Sucede que Amílcar Cabral morreu assassinado em Conacri a 20 de Janeiro de 1973, tinha apenas 49 anos, mas Mário Soares viveria até aos 93 anos, tendo falecido a 7 de Janeiro de 2017.
A dimensão política e cultural de ambos conduziu a que a evocação da passagem dos respectivos centenários de nascimento justificasse merecidas e justas homenagens.
No caso de Amílcar Cabral, promovidas pela Fundação com o seu nome, presidida pelo seu camarada de partido Pedro Pires que a levará a dez países e, no caso de Mário Soares, sob o impulso também da Fundação com o seu nome a outros tantos países, particularmente europeus.
Assinalo a propósito que a União Europeia tem uma sala de trabalho com o nome de Mário Soares, tendo Amílcar Cabral estudado em Lisboa agronomia no Instituto Superior de Agronomia, onde se licenciou, exercendo, desde logo, actividade profissional em Portugal, mas também na Guiné-Bissau, Cabo Verde e Angola.
Neste último país, Angola, não deixaria de ter um papel relevante nas actividades políticas de solidariedade com a independência do país.
Em Portugal, Amílcar Cabral foi um activo militante como associado da Casa dos Estudantes do Império, instituição que viria a ser encerrada pela PIDE, a polícia política de então, pelos contributos de luta que os então estudantes universitários deram para a independência dos territórios que eram originários.
A Casa dos Estudantes do Império é o tema do romance de Pepetela, "A Geração da Utopia" que motivou a atribuição do maior galardão de literatura de língua portuguesa em Portugal, o prémio Camões.
Do mesmo passo, Mário Soares, encetou muito cedo a sua actividade política contra o regime colonial português, tendo privado praticamente com todos os líderes dos movimentos de libertação e essa acção conduziu-o a doze prisões, um exílio em São Tomé e Príncipe e uma deportação em França, onde se encontrava quando ocorreu a Revolução de 25 de Abril, em Portugal.
Para se entender a vida atribulada e de persistente combate de um e de outro, é necessário termos presente que, em Portugal, o regime ditatorial vigorou durante 50 anos, oprimindo os povos das ex-colónias, mas também o povo português.

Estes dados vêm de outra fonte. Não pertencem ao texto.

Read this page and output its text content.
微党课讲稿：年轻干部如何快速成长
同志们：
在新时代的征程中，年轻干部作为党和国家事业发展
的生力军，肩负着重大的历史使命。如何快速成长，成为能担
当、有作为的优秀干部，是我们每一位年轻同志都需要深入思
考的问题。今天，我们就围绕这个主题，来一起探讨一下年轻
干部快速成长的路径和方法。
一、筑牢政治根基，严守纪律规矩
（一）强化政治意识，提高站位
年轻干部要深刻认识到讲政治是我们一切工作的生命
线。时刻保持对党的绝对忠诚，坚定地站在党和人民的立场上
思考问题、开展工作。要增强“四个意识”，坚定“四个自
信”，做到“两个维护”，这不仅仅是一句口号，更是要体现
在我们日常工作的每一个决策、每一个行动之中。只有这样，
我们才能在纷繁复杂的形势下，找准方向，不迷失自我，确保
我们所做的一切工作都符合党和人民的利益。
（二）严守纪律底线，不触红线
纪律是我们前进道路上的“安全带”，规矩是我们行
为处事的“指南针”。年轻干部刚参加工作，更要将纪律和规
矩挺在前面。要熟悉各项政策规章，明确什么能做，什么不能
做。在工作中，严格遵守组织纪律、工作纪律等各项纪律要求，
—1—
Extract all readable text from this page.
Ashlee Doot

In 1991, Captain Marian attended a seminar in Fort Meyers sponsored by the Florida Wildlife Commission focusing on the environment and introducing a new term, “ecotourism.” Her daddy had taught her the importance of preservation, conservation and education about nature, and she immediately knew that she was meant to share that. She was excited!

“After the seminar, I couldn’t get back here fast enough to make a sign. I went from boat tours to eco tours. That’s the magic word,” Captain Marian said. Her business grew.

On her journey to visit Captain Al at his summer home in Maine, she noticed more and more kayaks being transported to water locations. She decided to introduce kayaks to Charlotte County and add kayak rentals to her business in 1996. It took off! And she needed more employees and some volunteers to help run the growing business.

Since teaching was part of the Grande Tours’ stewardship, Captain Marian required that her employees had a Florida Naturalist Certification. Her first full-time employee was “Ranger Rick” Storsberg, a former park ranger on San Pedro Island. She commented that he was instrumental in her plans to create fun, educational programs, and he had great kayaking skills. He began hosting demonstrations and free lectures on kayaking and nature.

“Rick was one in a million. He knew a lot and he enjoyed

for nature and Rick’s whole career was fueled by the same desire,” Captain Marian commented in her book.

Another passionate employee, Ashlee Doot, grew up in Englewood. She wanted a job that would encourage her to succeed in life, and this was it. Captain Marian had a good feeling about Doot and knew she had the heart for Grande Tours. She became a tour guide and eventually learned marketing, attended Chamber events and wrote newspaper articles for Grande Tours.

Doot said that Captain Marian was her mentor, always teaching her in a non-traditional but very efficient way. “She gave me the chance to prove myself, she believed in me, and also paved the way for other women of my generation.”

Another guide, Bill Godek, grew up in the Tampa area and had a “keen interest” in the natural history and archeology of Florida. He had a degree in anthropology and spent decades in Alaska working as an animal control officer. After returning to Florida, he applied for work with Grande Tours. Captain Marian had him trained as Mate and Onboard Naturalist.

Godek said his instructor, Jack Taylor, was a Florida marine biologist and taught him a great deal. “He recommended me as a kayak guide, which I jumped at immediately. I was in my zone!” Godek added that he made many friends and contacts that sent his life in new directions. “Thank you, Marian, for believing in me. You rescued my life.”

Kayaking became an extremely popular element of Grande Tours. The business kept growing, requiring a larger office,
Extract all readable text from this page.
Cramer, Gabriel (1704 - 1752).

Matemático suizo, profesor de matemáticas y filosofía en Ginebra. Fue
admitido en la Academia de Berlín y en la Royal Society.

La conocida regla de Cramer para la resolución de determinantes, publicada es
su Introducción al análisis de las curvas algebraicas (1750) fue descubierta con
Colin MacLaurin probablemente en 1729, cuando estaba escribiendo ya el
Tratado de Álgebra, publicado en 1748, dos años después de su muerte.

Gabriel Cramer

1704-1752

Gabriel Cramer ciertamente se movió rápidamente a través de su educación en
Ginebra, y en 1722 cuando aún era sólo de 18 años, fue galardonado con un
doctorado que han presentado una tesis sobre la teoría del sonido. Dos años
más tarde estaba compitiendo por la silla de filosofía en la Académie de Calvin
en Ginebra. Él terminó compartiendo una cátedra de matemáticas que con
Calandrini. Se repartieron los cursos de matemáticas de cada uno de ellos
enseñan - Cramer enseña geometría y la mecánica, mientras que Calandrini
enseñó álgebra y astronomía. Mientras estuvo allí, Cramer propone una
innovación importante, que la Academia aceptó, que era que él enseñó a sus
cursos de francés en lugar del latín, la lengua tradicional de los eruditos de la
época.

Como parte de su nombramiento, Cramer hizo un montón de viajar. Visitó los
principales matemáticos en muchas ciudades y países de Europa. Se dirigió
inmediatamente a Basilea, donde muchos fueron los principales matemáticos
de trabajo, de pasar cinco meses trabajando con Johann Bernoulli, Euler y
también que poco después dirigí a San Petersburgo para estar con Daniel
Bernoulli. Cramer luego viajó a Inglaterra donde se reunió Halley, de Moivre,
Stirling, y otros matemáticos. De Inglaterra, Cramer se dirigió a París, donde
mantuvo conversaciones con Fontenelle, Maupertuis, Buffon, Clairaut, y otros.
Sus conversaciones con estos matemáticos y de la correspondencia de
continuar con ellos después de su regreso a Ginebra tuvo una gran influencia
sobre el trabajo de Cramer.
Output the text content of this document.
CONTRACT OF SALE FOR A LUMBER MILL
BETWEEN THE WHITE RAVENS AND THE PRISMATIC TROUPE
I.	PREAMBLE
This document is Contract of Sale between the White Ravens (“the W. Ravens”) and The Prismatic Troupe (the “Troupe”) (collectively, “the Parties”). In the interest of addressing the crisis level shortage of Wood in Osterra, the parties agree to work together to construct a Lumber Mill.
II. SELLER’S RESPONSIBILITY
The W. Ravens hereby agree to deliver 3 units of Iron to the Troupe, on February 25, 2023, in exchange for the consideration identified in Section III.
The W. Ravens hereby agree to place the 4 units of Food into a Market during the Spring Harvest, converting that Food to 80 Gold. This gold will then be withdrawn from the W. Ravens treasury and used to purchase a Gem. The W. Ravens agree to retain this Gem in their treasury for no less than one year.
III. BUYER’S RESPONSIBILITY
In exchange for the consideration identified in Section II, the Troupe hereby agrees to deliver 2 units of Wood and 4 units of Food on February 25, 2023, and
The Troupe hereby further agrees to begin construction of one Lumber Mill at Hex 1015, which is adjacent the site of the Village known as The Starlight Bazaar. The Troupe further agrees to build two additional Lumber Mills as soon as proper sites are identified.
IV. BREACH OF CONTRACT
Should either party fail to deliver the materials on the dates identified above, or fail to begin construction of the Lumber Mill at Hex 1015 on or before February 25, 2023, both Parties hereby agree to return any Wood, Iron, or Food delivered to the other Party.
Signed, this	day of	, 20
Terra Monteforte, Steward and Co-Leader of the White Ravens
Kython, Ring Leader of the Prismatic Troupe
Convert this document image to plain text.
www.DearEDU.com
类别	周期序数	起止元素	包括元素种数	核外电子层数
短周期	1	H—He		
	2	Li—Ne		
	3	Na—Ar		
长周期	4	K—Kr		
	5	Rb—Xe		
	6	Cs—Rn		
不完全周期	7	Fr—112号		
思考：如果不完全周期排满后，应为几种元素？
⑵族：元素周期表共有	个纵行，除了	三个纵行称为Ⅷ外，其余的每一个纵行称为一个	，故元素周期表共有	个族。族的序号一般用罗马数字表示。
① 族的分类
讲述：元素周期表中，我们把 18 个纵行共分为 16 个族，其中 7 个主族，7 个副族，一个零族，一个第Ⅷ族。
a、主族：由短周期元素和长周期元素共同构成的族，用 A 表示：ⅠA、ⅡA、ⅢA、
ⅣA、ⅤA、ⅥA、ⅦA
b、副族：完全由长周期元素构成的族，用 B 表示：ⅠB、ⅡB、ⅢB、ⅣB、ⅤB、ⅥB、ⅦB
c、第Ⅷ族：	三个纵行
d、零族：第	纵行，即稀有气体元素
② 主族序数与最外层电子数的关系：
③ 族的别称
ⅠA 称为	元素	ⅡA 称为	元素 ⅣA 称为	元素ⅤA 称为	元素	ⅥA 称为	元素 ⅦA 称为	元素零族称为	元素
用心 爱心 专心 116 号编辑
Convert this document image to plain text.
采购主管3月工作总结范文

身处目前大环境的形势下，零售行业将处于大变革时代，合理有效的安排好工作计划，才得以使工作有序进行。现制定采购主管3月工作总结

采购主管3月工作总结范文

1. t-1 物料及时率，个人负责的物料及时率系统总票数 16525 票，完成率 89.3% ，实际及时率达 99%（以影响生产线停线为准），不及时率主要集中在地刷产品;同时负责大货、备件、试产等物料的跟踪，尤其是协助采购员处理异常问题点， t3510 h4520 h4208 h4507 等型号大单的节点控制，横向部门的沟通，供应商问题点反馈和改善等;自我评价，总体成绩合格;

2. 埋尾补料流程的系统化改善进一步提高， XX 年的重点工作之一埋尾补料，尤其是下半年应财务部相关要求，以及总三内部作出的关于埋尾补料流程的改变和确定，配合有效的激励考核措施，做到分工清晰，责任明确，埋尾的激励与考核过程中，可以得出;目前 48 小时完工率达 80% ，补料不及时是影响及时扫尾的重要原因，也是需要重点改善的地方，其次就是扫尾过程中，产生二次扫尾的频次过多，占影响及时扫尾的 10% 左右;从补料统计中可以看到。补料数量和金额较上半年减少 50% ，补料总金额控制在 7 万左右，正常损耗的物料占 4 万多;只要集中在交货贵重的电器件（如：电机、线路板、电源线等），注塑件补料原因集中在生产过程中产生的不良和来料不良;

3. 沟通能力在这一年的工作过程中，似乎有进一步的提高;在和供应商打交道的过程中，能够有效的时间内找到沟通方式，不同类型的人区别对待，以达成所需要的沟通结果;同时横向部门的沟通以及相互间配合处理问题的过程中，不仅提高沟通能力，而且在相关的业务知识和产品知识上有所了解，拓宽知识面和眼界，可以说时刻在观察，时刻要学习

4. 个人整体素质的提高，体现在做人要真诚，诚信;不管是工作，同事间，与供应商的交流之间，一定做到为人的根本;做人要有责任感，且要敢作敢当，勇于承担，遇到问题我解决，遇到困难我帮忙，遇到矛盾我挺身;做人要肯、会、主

No plano internacional, o que prevalecia era o conflito entre duas superpotências, os E.U.A. e a ex-URSS, com a Guerra Fria na Europa e uma outra, esta quente em África.
Foi, assim, natural que o relacionamento de Mário Soares e Amílcar Cabral se mantivesse no exterior, sempre que possível, quando Mário Soares, se encontrava exilado em França.
A partir da audiência que o Papa Paulo VI concedeu a três dos dirigentes da luta anticolonial em 1 de Junho de 1970 no Vaticano a Amílcar Cabral, da Guiné-Bissau, António Agostinho Neto, de Angola, e Marcelino dos Santos, de Moçambique, a repercussão internacional do que se passava nos teatros de operações nas ex-colónias portuguesas ganharam muito maior dimensão.
Daí a divulgação de situações impossíveis de calar como a que se passou no massacre de Wiriyamu, no Norte de Moçambique em 1972.
O massacre ainda foi do conhecimento de Amílcar Cabral, mas não já a declaração de independência da Guiné-Bissau, sob a égide do seu irmão Luís Cabral.
Foi, assim, natural que o Presidente da República de Portugal, Marcelo Rebelo de Sousa, agraciou postumamente Amílcar Cabral e Mário Soares com duas das mais altas condecorações honoríficas portuguesas pela passagem do centenário de ambos.
Por ocasião da passagem dos 50.º aniversários das independências de países de língua oficial portuguesa, não podíamos deixar de evocar estas duas personalidades que são incontornáveis na luta sem desfalecimentos pelo direito à autodeterminação dos povos.
No que a Mário Soares diz respeito, não posso deixar ainda de ter presente que a última viagem que fez ao exterior como Presidente da República de Portugal foi a Angola, em Janeiro de 1996, sob a Presidência de José Eduardo dos Santos e, tendo como Embaixador de Angola em Portugal o Dr. José Patrício.
Vivi directa e pessoalmente os preparativos dessa viagem e integrei a comitiva, não deixando de dar um apertado abraço ao Ministro dos Negócios Estrangeiros de Angola, meu velho amigo Venâncio Moura logo no Aeroporto 4 de Fevereiro.
Essa viagem em que se já vislumbrava que tarde ou cedo a guerra terminaria, estando em curso passos para a reconciliação nacional, justifica acrescidamente o presente artigo de dois homens invulgares da paz que foram determinados na luta contra ventos e marés pelas causas em que acreditaram.
Nunca o fizeram pelo poder ou para apenas para o conservarem.
Merecem ser lembrados como personalidade de causas.